Prediction and causal inference of cardiovascular and cerebrovascular diseases based on lifestyle questionnaires

Riku Nambo,Shigehiro Karashima,Ren Mizoguchi,Seigo Konishi,Atsushi Hashimoto,Daisuke Aono,Mitsuhiro Kometani,Kenji Furukawa,Takashi Yoneda,Kousuke Imamura,Hidetaka Nambo
DOI: https://doi.org/10.1038/s41598-024-61047-w
IF: 4.6
2024-05-09
Scientific Reports
Abstract:Cardiovascular and cerebrovascular diseases (CCVD) are prominent mortality causes in Japan, necessitating effective preventative measures, early diagnosis, and treatment to mitigate their impact. A diagnostic model was developed to identify patients with ischemic heart disease (IHD), stroke, or both, using specific health examination data. Lifestyle habits affecting CCVD development were analyzed using five causal inference methods. This study included 473,734 patients aged ≥ 40 years who underwent specific health examinations in Kanazawa, Japan between 2009 and 2018 to collect data on basic physical information, lifestyle habits, and laboratory parameters such as diabetes, lipid metabolism, renal function, and liver function. Four machine learning algorithms were used: Random Forest, Logistic regression, Light Gradient Boosting Machine, and eXtreme-Gradient-Boosting (XGBoost). The XGBoost model exhibited superior area under the curve (AUC), with mean values of 0.770 (± 0.003), 0.758 ( ± 0.003), and 0.845 ( ± 0.005) for stroke, IHD, and CCVD, respectively. The results of the five causal inference analyses were summarized, and lifestyle behavior changes were observed after the onset of CCVD. A causal relationship from 'reduced mastication' to 'weight gain' was found for all causal species theory methods. This prediction algorithm can screen for asymptomatic myocardial ischemia and stroke. By selecting high-risk patients suspected of having CCVD, resources can be used more efficiently for secondary testing.
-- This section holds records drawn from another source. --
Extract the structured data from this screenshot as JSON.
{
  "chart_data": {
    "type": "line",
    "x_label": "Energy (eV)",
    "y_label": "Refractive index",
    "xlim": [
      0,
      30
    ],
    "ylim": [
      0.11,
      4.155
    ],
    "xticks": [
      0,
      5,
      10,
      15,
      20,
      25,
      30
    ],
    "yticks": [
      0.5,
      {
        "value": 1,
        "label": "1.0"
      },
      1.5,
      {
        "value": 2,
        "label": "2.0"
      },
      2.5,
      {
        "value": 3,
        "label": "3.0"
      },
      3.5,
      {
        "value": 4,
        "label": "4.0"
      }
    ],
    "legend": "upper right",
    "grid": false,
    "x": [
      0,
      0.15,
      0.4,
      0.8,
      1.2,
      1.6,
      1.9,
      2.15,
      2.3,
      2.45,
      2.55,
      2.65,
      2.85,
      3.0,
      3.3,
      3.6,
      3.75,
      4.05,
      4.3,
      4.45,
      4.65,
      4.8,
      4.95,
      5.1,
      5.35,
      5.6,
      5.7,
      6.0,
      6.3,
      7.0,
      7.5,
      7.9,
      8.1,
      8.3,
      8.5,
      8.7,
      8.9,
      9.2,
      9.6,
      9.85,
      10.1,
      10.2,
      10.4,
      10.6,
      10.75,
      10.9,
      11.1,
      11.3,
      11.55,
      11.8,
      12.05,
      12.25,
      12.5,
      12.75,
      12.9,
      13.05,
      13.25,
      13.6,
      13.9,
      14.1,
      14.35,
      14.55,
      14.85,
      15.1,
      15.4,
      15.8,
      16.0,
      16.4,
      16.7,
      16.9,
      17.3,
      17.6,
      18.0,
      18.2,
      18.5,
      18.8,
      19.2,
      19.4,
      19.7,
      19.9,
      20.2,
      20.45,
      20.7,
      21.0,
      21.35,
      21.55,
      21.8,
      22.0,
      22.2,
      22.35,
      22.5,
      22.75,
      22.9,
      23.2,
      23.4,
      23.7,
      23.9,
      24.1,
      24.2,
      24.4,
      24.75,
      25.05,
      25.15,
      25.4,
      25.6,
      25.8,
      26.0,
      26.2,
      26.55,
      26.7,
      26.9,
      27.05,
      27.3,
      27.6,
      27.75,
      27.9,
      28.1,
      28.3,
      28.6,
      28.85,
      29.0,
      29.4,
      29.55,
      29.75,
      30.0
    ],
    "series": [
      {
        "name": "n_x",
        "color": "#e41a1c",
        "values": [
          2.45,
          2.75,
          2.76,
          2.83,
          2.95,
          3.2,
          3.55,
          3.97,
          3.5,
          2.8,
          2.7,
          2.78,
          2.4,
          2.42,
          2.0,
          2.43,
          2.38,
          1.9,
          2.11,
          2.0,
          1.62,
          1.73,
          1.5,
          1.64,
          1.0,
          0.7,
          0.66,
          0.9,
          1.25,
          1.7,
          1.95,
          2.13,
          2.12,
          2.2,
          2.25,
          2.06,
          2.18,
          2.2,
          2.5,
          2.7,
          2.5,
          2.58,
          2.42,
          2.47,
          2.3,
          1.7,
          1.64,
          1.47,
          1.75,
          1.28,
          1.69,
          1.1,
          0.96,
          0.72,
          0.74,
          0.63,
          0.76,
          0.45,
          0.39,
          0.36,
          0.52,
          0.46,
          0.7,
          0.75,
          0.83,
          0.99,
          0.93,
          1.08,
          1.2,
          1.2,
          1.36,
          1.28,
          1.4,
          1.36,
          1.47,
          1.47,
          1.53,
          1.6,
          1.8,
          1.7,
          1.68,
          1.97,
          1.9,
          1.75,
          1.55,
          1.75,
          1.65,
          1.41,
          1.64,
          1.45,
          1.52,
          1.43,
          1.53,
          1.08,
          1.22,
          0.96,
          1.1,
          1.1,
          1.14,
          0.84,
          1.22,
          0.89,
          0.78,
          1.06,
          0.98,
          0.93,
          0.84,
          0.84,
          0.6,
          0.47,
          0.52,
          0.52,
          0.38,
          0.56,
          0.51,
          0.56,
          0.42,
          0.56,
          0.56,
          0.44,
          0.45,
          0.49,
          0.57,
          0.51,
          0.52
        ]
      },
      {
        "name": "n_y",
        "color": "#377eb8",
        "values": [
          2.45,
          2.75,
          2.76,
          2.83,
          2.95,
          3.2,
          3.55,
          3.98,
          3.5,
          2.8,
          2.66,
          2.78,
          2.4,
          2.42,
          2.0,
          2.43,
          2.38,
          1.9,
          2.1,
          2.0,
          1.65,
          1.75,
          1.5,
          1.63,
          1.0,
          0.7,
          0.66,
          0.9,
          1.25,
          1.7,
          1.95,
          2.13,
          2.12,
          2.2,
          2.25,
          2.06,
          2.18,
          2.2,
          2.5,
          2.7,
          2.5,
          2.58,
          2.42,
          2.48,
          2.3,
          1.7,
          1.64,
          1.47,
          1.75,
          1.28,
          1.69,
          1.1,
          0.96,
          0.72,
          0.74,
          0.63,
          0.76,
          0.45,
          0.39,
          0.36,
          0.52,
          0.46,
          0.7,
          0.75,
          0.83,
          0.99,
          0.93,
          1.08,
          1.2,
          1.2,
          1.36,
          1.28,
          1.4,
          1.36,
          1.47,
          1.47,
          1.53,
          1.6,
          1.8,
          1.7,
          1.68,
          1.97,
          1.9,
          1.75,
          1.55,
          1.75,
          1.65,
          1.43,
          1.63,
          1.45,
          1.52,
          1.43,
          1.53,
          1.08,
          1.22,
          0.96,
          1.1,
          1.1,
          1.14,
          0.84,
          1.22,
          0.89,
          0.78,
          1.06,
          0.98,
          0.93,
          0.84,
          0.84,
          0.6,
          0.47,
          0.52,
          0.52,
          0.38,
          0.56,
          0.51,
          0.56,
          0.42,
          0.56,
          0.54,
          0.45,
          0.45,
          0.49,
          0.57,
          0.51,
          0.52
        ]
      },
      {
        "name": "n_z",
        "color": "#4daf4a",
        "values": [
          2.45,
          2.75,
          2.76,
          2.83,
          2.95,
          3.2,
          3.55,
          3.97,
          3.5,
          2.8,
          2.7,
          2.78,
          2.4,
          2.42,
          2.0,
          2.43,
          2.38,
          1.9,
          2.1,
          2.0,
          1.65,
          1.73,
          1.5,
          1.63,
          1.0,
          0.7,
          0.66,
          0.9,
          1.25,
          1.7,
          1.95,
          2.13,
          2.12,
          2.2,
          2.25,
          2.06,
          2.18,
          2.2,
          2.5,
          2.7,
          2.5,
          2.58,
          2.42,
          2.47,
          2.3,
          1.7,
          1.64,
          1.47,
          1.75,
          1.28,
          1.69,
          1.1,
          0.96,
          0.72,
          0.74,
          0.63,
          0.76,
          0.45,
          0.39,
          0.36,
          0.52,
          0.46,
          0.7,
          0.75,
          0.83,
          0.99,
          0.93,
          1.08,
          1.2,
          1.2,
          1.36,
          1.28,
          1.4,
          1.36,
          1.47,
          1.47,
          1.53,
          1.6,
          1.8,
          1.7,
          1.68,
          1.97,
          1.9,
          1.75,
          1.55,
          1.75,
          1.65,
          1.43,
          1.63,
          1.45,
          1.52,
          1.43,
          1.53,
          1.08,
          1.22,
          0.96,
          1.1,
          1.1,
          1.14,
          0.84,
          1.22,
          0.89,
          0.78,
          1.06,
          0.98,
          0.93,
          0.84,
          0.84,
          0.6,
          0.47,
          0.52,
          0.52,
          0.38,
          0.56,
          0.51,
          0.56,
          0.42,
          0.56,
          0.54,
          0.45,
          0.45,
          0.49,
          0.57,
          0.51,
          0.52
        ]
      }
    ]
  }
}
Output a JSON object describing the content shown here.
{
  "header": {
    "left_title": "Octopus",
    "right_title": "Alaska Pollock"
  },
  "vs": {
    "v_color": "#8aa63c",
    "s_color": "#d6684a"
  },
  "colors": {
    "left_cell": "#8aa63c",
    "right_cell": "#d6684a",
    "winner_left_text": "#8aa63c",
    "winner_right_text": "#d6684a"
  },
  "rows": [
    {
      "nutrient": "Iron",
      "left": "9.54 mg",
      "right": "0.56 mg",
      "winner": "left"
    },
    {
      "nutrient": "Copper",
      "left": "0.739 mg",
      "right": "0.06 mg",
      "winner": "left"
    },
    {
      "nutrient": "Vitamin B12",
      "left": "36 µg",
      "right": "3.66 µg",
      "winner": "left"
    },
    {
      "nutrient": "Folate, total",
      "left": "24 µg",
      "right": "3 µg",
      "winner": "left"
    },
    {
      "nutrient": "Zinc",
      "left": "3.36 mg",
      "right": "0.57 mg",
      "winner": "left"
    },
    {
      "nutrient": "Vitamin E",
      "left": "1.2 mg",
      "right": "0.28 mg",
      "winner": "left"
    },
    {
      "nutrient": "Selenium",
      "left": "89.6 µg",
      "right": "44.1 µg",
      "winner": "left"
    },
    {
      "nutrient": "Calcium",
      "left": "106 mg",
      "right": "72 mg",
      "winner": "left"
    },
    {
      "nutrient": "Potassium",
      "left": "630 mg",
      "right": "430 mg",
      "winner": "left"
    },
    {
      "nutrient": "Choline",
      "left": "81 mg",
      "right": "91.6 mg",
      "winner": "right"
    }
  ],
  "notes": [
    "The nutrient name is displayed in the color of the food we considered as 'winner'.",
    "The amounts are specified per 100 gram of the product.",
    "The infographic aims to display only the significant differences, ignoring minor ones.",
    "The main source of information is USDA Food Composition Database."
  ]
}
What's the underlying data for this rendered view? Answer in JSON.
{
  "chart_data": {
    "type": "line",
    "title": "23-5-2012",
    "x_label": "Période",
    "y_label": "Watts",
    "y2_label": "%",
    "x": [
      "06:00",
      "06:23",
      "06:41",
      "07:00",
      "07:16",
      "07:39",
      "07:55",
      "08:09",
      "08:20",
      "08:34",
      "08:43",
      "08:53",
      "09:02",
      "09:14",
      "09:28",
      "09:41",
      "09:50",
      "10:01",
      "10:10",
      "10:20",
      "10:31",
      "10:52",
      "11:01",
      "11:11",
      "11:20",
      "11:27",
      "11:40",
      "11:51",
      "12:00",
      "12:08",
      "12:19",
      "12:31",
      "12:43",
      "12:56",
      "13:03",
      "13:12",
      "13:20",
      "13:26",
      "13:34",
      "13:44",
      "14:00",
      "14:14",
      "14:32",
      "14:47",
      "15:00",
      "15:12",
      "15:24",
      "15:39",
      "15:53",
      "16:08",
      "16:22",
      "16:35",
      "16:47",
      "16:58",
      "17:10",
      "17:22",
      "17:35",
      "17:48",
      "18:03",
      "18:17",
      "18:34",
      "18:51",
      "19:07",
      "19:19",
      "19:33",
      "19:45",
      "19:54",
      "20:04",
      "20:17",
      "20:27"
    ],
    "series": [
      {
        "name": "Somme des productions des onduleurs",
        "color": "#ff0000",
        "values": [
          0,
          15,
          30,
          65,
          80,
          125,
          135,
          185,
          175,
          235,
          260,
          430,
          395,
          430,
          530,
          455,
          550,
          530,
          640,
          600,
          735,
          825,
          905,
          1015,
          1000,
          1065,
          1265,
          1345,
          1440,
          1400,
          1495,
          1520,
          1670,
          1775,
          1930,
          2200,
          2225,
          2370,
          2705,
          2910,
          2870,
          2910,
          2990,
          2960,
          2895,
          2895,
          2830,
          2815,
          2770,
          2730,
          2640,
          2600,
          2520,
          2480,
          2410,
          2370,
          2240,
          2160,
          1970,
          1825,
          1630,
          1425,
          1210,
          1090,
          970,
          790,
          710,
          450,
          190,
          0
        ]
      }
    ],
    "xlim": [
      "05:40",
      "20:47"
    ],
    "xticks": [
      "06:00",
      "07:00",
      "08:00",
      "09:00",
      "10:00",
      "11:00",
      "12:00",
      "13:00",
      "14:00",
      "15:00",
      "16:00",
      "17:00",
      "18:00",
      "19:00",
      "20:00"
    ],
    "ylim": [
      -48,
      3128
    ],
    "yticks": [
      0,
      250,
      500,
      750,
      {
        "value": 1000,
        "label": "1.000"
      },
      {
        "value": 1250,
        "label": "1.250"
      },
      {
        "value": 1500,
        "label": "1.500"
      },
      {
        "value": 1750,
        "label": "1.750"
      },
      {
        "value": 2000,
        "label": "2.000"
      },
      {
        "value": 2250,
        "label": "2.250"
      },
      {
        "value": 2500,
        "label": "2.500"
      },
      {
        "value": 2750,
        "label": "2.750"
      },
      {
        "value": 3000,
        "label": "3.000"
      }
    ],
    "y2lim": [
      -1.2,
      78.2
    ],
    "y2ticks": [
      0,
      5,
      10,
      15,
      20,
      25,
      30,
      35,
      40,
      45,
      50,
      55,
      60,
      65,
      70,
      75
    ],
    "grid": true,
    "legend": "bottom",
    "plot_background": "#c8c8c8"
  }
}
multidisciplinary sciences
What problem does this paper attempt to address?
The paper aims to address the prediction and causal inference problems of cardiovascular and cerebrovascular diseases (CCVD). Specifically, the study developed a diagnostic model using specific health check-up data to identify patients with ischemic heart disease (IHD), stroke, or both. The study analyzed data from 473,734 participants aged 40 and above in Kanazawa, Japan, collecting basic physical information, lifestyle habits, and laboratory parameters. To achieve this goal, the study employed four machine learning algorithms: Random Forest, Logistic Regression, Light Gradient Boosting Machine (LGBM), and eXtreme Gradient Boosting (XGBoost). Among them, the XGBoost model demonstrated the best performance, with areas under the curve (AUC) of 0.770 for stroke, 0.758 for IHD, and 0.845 for CCVD. Additionally, the study analyzed the lifestyle habits affecting the development of CCVD using five causal inference methods and discovered causal relationships between lifestyle changes and the onset of CCVD. For example, there is a causal link between "reduced chewing" and "weight gain." This predictive algorithm can screen for asymptomatic myocardial ischemia and stroke, thereby more efficiently utilizing medical resources by selecting high-risk patients for further examination.